Karri Vasu, Khan Sumaira Latif, Wilson Yvonne
Department of General Surgery, Norfolk and Norwich University Hospital, Norwich, Norfolk, United Kingdom.
Endocr Pract. 2005 Nov-Dec;11(6):385-8. doi: 10.4158/EP.11.6.385.
To report a case of colonic perforation as the initial manifestation of pheochromocytoma and discuss the underlying pathophysiologic mechanism.
The clinical, biochemical, radiologic, and pathologic findings are described. In addition, the management of the patient is discussed and the relevant literature reviewed.

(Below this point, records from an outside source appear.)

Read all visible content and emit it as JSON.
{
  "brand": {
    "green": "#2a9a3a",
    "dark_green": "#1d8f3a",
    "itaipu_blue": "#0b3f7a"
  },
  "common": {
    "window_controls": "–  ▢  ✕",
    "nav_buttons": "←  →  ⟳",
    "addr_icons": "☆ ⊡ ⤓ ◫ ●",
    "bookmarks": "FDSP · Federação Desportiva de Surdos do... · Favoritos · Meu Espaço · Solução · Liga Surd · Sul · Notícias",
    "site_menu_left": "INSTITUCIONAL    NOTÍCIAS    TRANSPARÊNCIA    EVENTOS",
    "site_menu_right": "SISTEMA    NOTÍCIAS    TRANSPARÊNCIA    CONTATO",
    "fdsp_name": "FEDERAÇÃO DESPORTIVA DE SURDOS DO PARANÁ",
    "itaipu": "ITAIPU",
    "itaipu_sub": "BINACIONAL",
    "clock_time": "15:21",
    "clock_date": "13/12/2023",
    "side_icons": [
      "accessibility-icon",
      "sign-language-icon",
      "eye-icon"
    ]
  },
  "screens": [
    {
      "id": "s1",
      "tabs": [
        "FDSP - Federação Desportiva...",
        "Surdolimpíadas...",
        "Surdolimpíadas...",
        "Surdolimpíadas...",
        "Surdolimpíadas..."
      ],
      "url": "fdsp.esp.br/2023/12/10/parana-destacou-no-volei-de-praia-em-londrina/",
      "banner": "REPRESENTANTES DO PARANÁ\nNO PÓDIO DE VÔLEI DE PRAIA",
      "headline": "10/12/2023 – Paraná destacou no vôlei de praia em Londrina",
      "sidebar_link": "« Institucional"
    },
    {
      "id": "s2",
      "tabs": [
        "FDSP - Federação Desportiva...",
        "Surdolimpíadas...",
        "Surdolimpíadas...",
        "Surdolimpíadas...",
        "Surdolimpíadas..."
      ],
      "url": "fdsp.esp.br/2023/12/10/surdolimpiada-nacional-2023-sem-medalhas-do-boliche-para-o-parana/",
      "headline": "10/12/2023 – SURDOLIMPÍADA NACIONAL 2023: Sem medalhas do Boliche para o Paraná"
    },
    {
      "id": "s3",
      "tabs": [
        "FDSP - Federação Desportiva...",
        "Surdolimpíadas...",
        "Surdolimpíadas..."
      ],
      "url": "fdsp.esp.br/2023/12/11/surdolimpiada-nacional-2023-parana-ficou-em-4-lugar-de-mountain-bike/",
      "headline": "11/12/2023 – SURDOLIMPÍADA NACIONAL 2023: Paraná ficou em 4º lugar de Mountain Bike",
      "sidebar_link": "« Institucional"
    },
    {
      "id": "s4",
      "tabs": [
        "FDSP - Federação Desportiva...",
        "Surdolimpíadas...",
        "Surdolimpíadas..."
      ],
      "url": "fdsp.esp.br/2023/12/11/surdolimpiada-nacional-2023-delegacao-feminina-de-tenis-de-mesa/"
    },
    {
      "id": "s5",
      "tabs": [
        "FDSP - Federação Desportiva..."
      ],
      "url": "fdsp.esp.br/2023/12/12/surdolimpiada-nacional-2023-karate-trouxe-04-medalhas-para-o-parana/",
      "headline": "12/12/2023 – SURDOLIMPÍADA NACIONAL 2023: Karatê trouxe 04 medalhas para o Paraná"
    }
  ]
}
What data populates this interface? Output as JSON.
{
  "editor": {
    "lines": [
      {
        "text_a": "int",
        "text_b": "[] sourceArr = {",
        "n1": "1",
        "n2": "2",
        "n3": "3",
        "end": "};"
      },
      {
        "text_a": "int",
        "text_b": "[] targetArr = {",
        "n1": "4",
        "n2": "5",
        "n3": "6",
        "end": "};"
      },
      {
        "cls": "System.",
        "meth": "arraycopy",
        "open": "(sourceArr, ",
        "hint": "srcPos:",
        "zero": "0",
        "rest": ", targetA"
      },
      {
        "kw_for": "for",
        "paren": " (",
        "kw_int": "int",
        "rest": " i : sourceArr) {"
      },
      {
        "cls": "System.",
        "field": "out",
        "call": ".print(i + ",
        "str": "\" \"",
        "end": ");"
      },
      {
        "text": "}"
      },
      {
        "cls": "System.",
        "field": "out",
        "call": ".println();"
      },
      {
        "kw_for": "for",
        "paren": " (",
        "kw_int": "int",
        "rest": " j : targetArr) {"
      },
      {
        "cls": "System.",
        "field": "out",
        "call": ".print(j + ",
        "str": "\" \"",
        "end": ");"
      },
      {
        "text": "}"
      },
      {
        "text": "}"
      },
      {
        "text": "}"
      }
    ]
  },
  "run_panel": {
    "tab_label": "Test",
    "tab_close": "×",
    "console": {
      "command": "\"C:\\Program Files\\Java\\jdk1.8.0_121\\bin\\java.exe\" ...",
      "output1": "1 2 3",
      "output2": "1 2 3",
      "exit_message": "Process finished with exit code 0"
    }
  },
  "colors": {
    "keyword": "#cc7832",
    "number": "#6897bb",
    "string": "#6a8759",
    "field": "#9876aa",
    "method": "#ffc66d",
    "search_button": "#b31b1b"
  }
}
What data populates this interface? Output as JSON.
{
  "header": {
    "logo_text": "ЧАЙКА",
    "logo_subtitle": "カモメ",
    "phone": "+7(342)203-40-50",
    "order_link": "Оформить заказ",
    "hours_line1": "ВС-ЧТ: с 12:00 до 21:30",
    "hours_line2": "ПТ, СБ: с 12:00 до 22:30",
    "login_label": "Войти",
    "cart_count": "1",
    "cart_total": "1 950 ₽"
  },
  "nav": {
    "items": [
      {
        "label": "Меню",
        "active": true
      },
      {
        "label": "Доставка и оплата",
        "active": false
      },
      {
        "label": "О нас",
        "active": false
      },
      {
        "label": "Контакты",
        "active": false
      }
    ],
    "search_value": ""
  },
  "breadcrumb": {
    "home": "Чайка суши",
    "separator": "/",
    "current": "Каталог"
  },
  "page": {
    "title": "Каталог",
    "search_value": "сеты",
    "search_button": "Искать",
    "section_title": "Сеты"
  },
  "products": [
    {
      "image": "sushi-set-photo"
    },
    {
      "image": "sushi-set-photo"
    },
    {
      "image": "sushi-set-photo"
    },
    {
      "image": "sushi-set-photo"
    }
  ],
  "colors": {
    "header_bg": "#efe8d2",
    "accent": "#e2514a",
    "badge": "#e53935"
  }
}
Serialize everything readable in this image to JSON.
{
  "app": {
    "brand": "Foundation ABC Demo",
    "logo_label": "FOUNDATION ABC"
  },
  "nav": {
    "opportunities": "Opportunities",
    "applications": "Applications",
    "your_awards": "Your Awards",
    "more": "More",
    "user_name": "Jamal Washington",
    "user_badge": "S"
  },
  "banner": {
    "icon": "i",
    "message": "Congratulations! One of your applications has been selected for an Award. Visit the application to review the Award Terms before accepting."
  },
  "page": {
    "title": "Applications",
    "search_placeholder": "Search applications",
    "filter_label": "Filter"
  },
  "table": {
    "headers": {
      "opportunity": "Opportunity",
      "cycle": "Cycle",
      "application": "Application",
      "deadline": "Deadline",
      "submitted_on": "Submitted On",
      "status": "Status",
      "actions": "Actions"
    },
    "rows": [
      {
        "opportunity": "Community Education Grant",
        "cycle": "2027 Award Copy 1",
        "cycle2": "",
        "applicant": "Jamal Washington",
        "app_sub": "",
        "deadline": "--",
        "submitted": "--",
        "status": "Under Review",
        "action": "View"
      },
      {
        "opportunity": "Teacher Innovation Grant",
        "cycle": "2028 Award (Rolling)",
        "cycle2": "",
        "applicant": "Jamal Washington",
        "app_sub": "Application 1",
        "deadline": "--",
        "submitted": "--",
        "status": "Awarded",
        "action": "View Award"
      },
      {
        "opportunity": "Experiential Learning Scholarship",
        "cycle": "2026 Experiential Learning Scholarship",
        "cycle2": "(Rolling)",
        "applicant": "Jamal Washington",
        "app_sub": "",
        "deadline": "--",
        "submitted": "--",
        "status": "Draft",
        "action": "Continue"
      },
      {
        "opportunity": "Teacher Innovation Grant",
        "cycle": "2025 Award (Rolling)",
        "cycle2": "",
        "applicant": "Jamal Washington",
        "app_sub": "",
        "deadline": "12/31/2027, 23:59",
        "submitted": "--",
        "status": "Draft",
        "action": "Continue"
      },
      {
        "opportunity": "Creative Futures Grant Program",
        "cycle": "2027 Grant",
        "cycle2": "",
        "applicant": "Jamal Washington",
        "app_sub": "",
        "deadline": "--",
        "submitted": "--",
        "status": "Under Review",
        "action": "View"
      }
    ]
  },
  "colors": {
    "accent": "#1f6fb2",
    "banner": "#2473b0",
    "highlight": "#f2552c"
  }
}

A 57-year-old man presented with large bowel perforation after pseudo-obstruction. Emergency laparotomy revealed two cecal perforations but no obstructing lesion; however, hypertension persisting postoperatively raised the suspicion of pheochromocytoma. This diagnosis was confirmed by measurement of 24-hour urinary hydroxymethylmandelic acid excretion and computed tomography of the abdomen. The tumor was subsequently resected without complication or recurrence of bowel symptoms. The pathophysiology of bowel perforation in patients with pheochromocytoma is not entirely clear but most likely involves bowel ischemia and necrosis as a result of mesenteric vasoconstriction. This setting coupled with increased intraluminal pressure as a consequence of pseudo-obstruction may cause perforation.
Bowel perforation in patients with pheochromocytoma is rare and thought to be a consequence of intestinal ischemia and altered motility. This is potentially a life-threatening complication, particularly if the tumor remains undiagnosed and an emergency surgical procedure is necessary. Pharmacologic treatment of pheochromocytoma during pseudo-obstruction may prevent subsequent perforation. Clinicians should be aware of the potential gastrointestinal presentation of this tumor.